The World Is Digitalising – So Too Should Regulators

Governments, including the Swedish government, are beginning to explore how legislating could be improved in light of digital technologies. This is welcome but something that businesses and business leaders have known for some time: the data being generated by our interactions in the digital world holds more potential than just the optimisation of what advertising we see.

In general, legislation is only ever as effective as the probability of its enforcement. In the borderless digital world, where today’s regulators and enforcers still enjoy only an analogue presence, that possibility of enforcement is significantly diminished. However, digital advances mean that data from both physical sensors and economic activities online, enforced through policy-maker-generated code, could change this. In particular, such data could be used for three things: 1) insight into regulation effectiveness; 2) automated oversight, and 3) pro-active compliance.

Digitalisation indeed has the potential to empower regulators and authorities. They, too, can use digital tools not only to increase public awareness of laws, as they do today, but also to fine tune and enforce them.

Insight into effectiveness

GDPR, which has been on everyone’s lip and in everyone’s inbox, exemplifies how complex the digital world has become. Data is generated from every corner and its collection and use is hard for individuals to track. For this reason, the European Union decided to regulate data use and collection; in large part because data was being collected and used unethically, but also because it’s never been easy for the average user to trace how their data online is being used. While the GDPR is well-intentioned, it will prove hard to enforce for the very reasons that made it necessary in the first place: regulators could not, and still cannot, see how and by whom data is being collected.

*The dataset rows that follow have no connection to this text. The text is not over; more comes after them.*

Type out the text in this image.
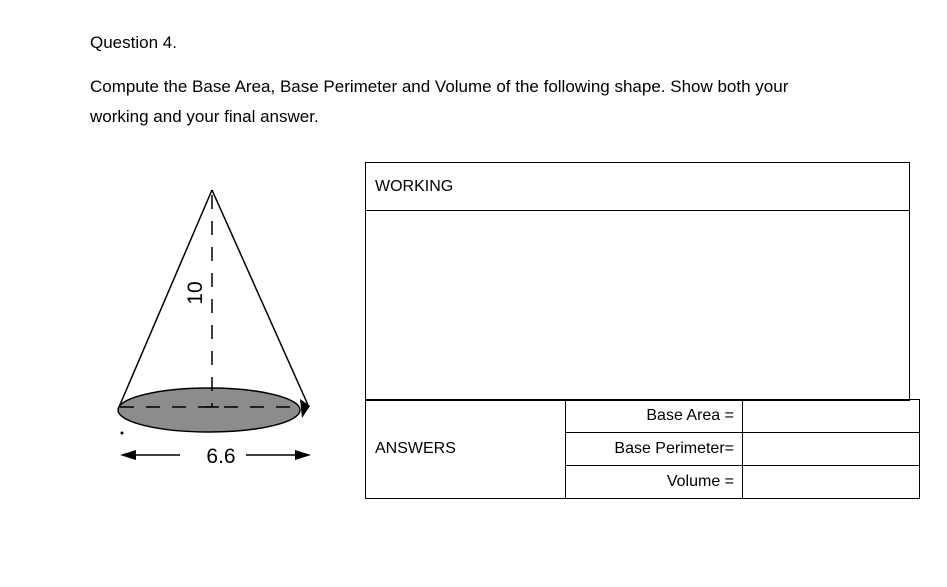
Question 4.
Compute the Base Area, Base Perimeter and Volume of the following shape. Show both your
working and your final answer.
10
6.6
WORKING
ANSWERS	Base Area =	
	Base Perimeter=	
	Volume =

Following the GDPR example, were legislators (or enforcers) able to track how data is collected, and by whom, they would themselves be able to examine how effective GDPR has been, not wait for ex post reports of problems—which are likely to under-represent breaches. This ability to examine effectiveness is not just crucial for the legitimacy and effectiveness of legislation, it will also allow legislators to fine-tune regulations in line with changing social and technological conditions.

Take the Blockchain, for instance. Blockchain enthusiasts point to how this (perhaps hyped) piece of technology is inconsistent with GDPR: the immutability of Blockchain records, a feature of the technology, means that data cannot be removed from a distributed ledger. How are legislators to respond to this? Discussions at the EU level are ongoing, but data around the effectiveness of existing GDPR regulations would support these decision processes.

Automated oversight

The same digital tools that allow for insight into regulations’ effectiveness will also allow for oversight and monitoring of the nuances of regulatory compliance.

Not only would this allow for more effective regulating, it would provide a basis to measure and assess proportionality, allowing regulators to better assess whether, for instance, a set of regulations is adversely affecting a specific industry. It would also make compliance something that occurs automatically, lightening the burden it imposes on firms with simple business models, or in early stages of development.

Take financial transactions. In principle, these digital interactions leave a trail of data that can be used to understand, measure and tweak legislation to improve reach and impact. Collecting this data could even be anonymous in nature: with the right tools, individuals can retain digital integrity, while authorities obtain aggregate and metadata with which to develop insights and train algorithms.

Thus far, regulators have chosen to set technical standards (e.g. in PSD2), rather than develop code as a way of ensuring compliance. However, we believe that this is less effective than the other possibilities open to regulators. Standards may “set the scene”, but do not increase the probability of compliance and enforcement—and certainly do not allow for a nuanced understanding of the effects of regulation. Given the pace of innovation and disruption enabled by digitalisation, ensuring that regulation encourages, rather than hinders, fair competition is more important than ever before.

Pro-active compliance

While data collection and analysis is largely reactive, digital technologies also allow for pro-active compliance. This could be done through legal obligations to include certain modules in a digital product or service offering. Such modules are likely to be in the form of code and include self-executing contracts, automatic reporting and real-time data collection and analytics. However, they could also include digital sensors that monitor real-world conditions using digital tools.

Peer-to-peer platforms could, for instance, be obliged to include modules that connect to APIs maintained by trade unions to check for relevant collective agreements. Regulators could even require that other kinds of digital platforms, for instance those that sell products with taxes attached to them, include code modules that automatically and instantly pay taxes. This would make tax evasion when using portals like Airbnb and similar nearly impossible.

Tamper-free, built-in, digital IoT sensors could allow for automated, real-time compliance with environmental standards, for instance by assessing emissions from production or construction sites.

Today, code-as-law makes sense for the most simple of applications. However, complex rules that require flexibility and the ability to respond to social changes could also be on the horizon, as technologies that include AI and contextual learning advance.

Regulators need to get involved in the development of code—both for the protection of consumers, as in the example of GDPR, and in order to make legal enforcement credible. Governments, to be effective, thus need to become active agents in the network economy. This will require a shift in mind-set and the acquisition of new skills and competencies within regulatory agencies around EU Member States as well as within the European Institutions themselves, the European Commission included.